I sit with the images in silence and stillness, “waiting in the Light” for some clarity of their meaning for my life. I don’t get anything much, though the events of Ash Wednesday connect up with the vision, in a way (events in both Anglican and Quaker worlds). Is it a vision of my ‘inner priestly vestment’? I say I believe in the priesthood of all believers, but I squirm at this possibility (being a priest) as I write these words. Or is it something yet to be revealed on the Lenten and Easter road - hope, blood, becoming purified?

For now, I want to observe that going within, sometimes, takes us deeply within - to the world of soul - where we are much less aware (or perhaps even quite unaware) of the phenomenal world around us.

As the light illuminates and activates your conscience it will…let you see things that can’t be seen [by the physical eye], but can be seen by the invisible [source of seeing] within you…And this invisible [source of seeing] is the light inside you, which you have been given a portion of by the one who is invisible. This will let you see your heart. (4)

I would also like to simply note that the inner world is deeply symbolic in character. This doesn’t mean it is unreal, but to treat it as either literally true or complete frothy nonsense won’t get us very far. We need to cultivate our capacity to receive and handle symbolism, which modern Christianity, of all theological stripes, isn’t very good at. The Quaker tradition, despite Fox’s own innate capacity to work with inner symbols, has generally disregarded - and often fulminated against - symbolic liturgy and wisdom.

In other words, and to link back to the theme of this post (I hope), even our inner soul is full of the Things of the World - of sensible, tangible shapes and textures.

8.

 

And then sometimes we go into the heart of silence and no images come at all. We become very centred and still. A possum calls out in the night.

Here, the boundary between “inner” and “outer” dissolves, or simply doesn’t exist.

Or: I am simultaneously “within” my body (which many times, of course, being scattered or outwardly focussed, I am not), and I am receiving “the body of the world” as well, hearing the cicadas around me as I type.

This is perhaps where the language and liturgy of the Light Within is less helpful. As one of my beloved Quaker elders once exclaimed in Meeting for Worship, The Light is Within and Without!

6.

 

When the ashbearer smears my forehead, and says:

Dust you are, and to dust you shall return…

I am pierced. I quake. Tears form in my eyes.

It is so humbling and beautiful to be reminded of my essence, and of the sadness that this form will die.

7.

Autumn comes as a whisper. A clump of golden, poplar leaves. Oaks bronzing at their tip-ends…

8.

dust: I am not thinking of bits of dried skin, clay, dirt, and hair.

I think of the cosmic dust, without thinking.

It’s a tremendous homecoming. Tears fall on my lap.

References

(1) George Fox (1652) quoted in Rex Ambler (editor and translator), Truth of the Heart: An anthology of George Fox (2001), p.13.
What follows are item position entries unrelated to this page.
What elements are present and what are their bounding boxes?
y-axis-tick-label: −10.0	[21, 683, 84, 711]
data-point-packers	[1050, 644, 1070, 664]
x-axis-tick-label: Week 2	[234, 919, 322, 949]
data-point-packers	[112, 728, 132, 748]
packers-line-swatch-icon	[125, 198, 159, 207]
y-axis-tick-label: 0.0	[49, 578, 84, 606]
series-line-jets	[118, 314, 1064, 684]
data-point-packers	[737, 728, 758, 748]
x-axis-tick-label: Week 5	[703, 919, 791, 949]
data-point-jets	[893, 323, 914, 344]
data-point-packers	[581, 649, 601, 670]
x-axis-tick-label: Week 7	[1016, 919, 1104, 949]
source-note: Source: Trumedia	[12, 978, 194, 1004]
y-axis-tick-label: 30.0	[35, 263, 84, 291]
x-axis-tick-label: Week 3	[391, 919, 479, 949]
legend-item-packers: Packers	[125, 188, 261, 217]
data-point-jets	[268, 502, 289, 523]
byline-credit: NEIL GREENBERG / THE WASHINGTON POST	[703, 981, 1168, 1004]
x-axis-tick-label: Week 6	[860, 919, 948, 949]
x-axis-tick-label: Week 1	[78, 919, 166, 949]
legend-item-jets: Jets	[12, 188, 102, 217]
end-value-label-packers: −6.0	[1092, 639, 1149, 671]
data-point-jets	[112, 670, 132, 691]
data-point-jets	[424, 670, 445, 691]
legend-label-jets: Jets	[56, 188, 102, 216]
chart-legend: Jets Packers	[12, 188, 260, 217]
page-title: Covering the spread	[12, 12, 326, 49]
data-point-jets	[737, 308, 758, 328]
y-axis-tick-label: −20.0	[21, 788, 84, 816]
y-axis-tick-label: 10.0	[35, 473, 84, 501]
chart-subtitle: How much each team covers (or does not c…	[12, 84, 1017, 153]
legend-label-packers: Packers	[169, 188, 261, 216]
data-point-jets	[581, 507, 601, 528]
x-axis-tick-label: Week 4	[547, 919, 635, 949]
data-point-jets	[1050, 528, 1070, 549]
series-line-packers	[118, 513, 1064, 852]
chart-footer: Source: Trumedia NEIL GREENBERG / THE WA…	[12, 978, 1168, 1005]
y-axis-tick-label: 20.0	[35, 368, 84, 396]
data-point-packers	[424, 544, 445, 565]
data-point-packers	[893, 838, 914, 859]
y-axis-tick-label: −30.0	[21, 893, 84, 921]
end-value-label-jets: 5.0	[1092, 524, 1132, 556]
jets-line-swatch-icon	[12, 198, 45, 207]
(2) See, for example, Morton Kelsey, The Other Side of Silence (1976).

(3) Kelsey’s The Other Side of Silence is the best modern work that I know of, and one of the only works that I know of, that speaks about this difficult but also rewarding inner journey, world, and work from a Christian depth perspective. Jungian therapists and depth-oriented psychotherapists are also uniquely trained and experienced in navigating such terrain. One of the early surprises of my Quaker journey was discovering that George Fox knew this territory well, too, and indeed wrote helpfully to many others who were struggling to navigate their spiritual world or inner-seeing capacity. The best collection of Fox’s writings regarding this, that I have found, is Ambler’s anthology and notes (above). The Quaker-based meditation practice of Experiment with Light, created by Ambler out of his contact with the writings of early Friends, is a safe, modern way to encounter and navigate the world of soul. See here for more.

(4) Fox (1647), in Ambler above, pp, 29, 31.